Would also like to point out that cats have patience and will wait for their intended prey, he doesn't.

Out of Pod is getting In the Pod - Join in game channel **IG OOPE **

Krixtal Icefluxor
INLAND EMPIRE Galactic
#17 - 2013-01-22 22:43:45 UTC
Alice Saki wrote:
I'm so confused



She's been going off lately. Probably something bad was in a meal.

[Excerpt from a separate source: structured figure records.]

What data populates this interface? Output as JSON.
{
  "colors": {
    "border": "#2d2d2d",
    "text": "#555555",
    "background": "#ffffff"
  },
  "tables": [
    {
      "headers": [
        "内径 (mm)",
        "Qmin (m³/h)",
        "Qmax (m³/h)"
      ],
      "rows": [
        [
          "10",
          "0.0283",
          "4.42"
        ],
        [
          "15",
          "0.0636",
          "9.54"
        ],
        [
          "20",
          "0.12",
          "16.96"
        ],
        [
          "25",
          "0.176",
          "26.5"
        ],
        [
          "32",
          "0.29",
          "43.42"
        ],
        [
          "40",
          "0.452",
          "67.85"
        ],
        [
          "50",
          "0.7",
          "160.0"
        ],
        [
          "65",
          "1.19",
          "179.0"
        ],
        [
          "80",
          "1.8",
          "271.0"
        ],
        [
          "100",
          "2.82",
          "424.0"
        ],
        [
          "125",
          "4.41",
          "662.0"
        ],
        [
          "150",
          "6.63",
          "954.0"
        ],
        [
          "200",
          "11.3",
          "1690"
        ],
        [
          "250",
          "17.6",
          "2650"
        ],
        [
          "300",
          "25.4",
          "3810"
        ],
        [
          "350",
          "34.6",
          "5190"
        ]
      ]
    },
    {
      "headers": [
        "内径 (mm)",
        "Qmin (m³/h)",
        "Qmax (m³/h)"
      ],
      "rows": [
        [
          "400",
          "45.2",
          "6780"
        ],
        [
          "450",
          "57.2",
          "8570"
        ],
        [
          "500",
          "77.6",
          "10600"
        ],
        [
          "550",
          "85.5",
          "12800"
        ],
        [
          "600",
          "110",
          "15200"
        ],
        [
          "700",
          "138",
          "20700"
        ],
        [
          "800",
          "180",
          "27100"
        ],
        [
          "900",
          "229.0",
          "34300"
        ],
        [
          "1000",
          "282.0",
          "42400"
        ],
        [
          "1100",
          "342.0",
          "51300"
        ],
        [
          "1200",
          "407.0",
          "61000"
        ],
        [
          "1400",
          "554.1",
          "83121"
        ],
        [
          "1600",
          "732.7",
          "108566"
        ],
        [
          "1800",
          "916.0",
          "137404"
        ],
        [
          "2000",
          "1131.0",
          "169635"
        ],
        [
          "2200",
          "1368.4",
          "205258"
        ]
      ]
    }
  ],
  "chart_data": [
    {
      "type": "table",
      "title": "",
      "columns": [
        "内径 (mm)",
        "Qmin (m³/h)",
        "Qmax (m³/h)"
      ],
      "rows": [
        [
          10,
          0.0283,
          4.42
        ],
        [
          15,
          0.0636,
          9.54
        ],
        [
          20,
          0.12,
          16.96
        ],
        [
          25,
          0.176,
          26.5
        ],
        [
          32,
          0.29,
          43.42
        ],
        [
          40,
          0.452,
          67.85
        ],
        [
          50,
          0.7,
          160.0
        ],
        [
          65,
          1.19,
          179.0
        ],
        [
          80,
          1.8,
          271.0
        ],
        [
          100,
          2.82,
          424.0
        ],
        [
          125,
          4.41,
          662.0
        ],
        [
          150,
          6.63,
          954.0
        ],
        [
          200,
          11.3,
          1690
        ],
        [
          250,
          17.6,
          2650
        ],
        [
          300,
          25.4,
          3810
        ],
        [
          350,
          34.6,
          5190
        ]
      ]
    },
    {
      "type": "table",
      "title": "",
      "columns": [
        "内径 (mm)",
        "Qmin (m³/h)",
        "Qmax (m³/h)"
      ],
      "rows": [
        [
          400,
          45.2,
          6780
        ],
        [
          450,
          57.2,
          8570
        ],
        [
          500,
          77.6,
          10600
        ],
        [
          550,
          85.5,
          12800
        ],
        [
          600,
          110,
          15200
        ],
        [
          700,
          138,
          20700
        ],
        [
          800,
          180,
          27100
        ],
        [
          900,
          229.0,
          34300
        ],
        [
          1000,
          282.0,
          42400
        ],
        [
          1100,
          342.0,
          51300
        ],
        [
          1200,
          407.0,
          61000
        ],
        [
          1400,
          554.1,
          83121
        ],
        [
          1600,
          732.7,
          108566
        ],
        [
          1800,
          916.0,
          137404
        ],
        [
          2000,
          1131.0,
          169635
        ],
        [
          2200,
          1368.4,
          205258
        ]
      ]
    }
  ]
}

"He has mounted his hind-legs, and blown crass vapidities through the bowel of his neck."  - Ambrose Bierce on Oscar Wilde's Lecture in San Francisco 1882

Charlepetit LaJoie
Trust Me Ltd
#18 - 2013-01-22 23:35:14 UTC
Micheal Dietrich wrote:
Each year I tend to have a different 'plague' so to speak. One year I might get mice, another year I might have extreme amounts of locusts, or desert hill frogs, or I get buried in snow....the mice population boomed...dozens of King snakes....

Let my people go!
silens vesica
Corsair Cartel
#19 - 2013-01-22 23:51:06 UTC
Charlepetit LaJoie wrote:
Micheal Dietrich wrote:
Each year I tend to have a different 'plague' so to speak. One year I might get mice, another year I might have extreme amounts of locusts, or desert hill frogs, or I get buried in snow....the mice population boomed...dozens of King snakes....

Let my people go!

Damn you!
:: shakes fist ::

Beat me to it. P

Tell someone you love them today, because life is short. But scream it at them in Esperanto, because life is also terrifying and confusing.